As feridas abertas pelo narcisismo

Jornal do Brasil
04.06.2005



 

O Idéias convidou o escritor Miguel Sanches Neto para entrevistar seu colega Mário Sabino, que acaba de lançar a segunda obra de ficção, a coletânea de contos O antinarciso, depois da bem-sucedida estréia com o romance O dia em que matei meu pai (ambos publicados pela Record). Na conversa, Sanches Neto aborda a diversidade de ritmos e temas das histórias, tendo como resposta a também diversificada influência de Sabino, que vai de Dante Alighieri a Alberto Moravia, passando por T. S. Eliot. Um ponto que chamou a atenção do entrevistador foi a presença do sexo como elemento-chave das narrativas.
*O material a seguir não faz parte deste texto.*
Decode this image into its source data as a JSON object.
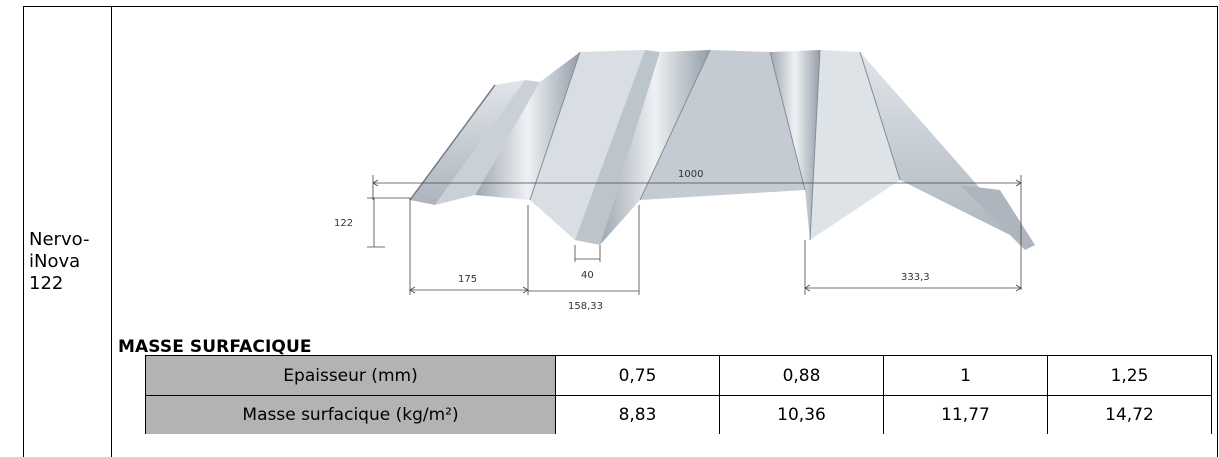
{
  "product": {
    "name_lines": [
      "Nervo-",
      "iNova",
      "122"
    ]
  },
  "drawing": {
    "dim_total_width": "1000",
    "dim_height": "122",
    "dim_pan_width": "175",
    "dim_rib_bottom": "40",
    "dim_rib_top": "158,33",
    "dim_pitch": "333,3"
  },
  "section_title": "MASSE SURFACIQUE",
  "table": {
    "rows": [
      {
        "label": "Epaisseur (mm)",
        "values": [
          "0,75",
          "0,88",
          "1",
          "1,25"
        ]
      },
      {
        "label": "Masse surfacique (kg/m²)",
        "values": [
          "8,83",
          "10,36",
          "11,77",
          "14,72"
        ]
      }
    ]
  }
}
Obteve como resposta que ''toda literatura é erótica em última análise, e sua linguagem, nesse sentido, só pode ser a da sedução''. Questionado sobre a atual tendência ''jornalística'' de criar uma relação direta entre biografia e ficção, Sabino, que é redator-chefe da revista Veja, responde que o primeiro a fazer esta relação foi Freud, e que ''uma leitura biográfica de certos autores não é necessariamente redutora no mau sentido''. Um dos autores homenageados na coletânea é Machado de Assis, cujo conto ''Um chapéu ao espelho'' foi retrabalhado por Sabino, não apenas na temática, mas também no estilo. Como complemento à entrevista, Sanches Neto escreveu a resenha de O antinarciso, em que afirma que ''diante da redução do homem a esta lógica da exterioridade, centro de um mundo dominado por Narcisos exacerbados, resta ao autor exercitar sua inteligência irônica e apaixonada''.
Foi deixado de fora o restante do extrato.